Difficile de faire mieux, en arrivant derrière. On avait atteint un véritable pic de qualité qui faisait craindre le pire pour le successeur. Sauf que ce dernier, à la surprise générale, releva le défi avec brio. Place donc à Jae Lee, un coréen d'origine de dix neuf ans à l'époque, avec à son actif une simple pige chez Marvel, pour la revue anthologique Marvel Comics Presents. Mais quand on a du talent, on peut compenser aisément le manque d'expérience. Le Namor de Jae Lee est radicalement différent de celui de Byrne, il n'essaie pas de singer ou de rendre hommage à son aîné, mais bien d'imposer une nouvelle direction artistique au titre, en le gratifiant de pages ultra expressionnistes, sombres et paroxystiques. Le Prince des mers y apparait massif, doté d'un physique dopé aux anabolisants et noueux, une force sauvage de la nature aux veines saillantes. Les différents personnages n'ont de cesse de se lover dans l'ombre et en sortir brièvement, alors que les cases implosent, saignent, fondent ou se mêlent. Le classicisme de Byrne est foulé aux pieds par un vent de modernité, une déferlante technique impressionnante, qui va redynamiser un comic book plutôt gâté par le sort, avec de tels artistes à sa tête. Pour le scénario, Byrne prolonge quelques mois, le temps de dénouer les fils de l'intrigue précédente : Namor est devenu amnésique, privé de ses souvenirs (il ignore même son identité) par Maître Khan, et il erre dans le midwest américain ou il prête main forte à des activistes écologistes, avant de tomber nez à nez avec Fatalis himself, à bord d'un chalutier de nouvelle génération, qui menace de porter atteinte à la faune marine. C'est ensuite Bob Harras qui prend la relève dans l'écriture, le temps de ramener le Prince des mers à Altantis, où une lourde menace pèse sur son peuple, celle de légendes et de mythes oubliés et craints, qui reviennent à la vie pour détruire le royaume fabuleux. 
Le Namor de Jae Lee constitue une rupture totale par rapport à ce qui a été fait avant, du point de vue de l'approche graphique et risque d'en étonner certains. Je suis même d'opinion que c'est lorsque ce dessinateur est arrivé sur la série qu'elle a atteint son plein potentiel. Byrne a toujours été un dessinateur très compétent, très régulier, avec une souplesse de trait admirable, mais ce qu'a produit Lee dépasse l'entendement.
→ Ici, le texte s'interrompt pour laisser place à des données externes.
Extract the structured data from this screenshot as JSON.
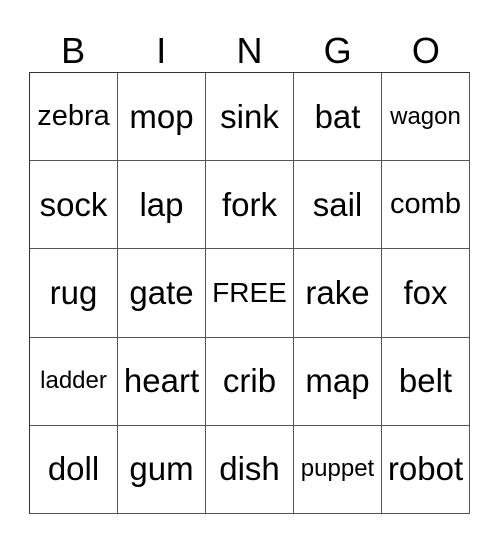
{
  "header": [
    "B",
    "I",
    "N",
    "G",
    "O"
  ],
  "cells": [
    [
      "zebra",
      "mop",
      "sink",
      "bat",
      "wagon"
    ],
    [
      "sock",
      "lap",
      "fork",
      "sail",
      "comb"
    ],
    [
      "rug",
      "gate",
      "FREE",
      "rake",
      "fox"
    ],
    [
      "ladder",
      "heart",
      "crib",
      "map",
      "belt"
    ],
    [
      "doll",
      "gum",
      "dish",
      "puppet",
      "robot"
    ]
  ]
}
Il suffit de se replonger dans les souvenirs en temps réel, à la découverte des premières planches, dans les pages de Strange : un véritable choc, non seulement artistique, mais philosophique, avec une question essentielle, est-ce que j'aime ou je n'aime pas ce que je suis en train de voir ? C'était véritablement ça l'interrogation, la première fois, avec ces planches expressionnistes, truffées de personnages dont les veines saillantes parcourent des corps anguleux. La couleur, qui est tout à coup disparaît, avec des cases qui ressemblent à des tableaux du Caravage, exposés par un soir d'orage… Bref, ce sont ces épisodes-là qui sont à mon sens les véritables pépites de l'omnibus et qui méritent d'être conservés à jamais. Omnibus que vous devez lire !




jeudi 20 juin 2024

LES GUETTEURS / THE WATCHERS (De Ishana Shyamalan)

 Les guetteurs / The watchers (de Ishana Shyamalan)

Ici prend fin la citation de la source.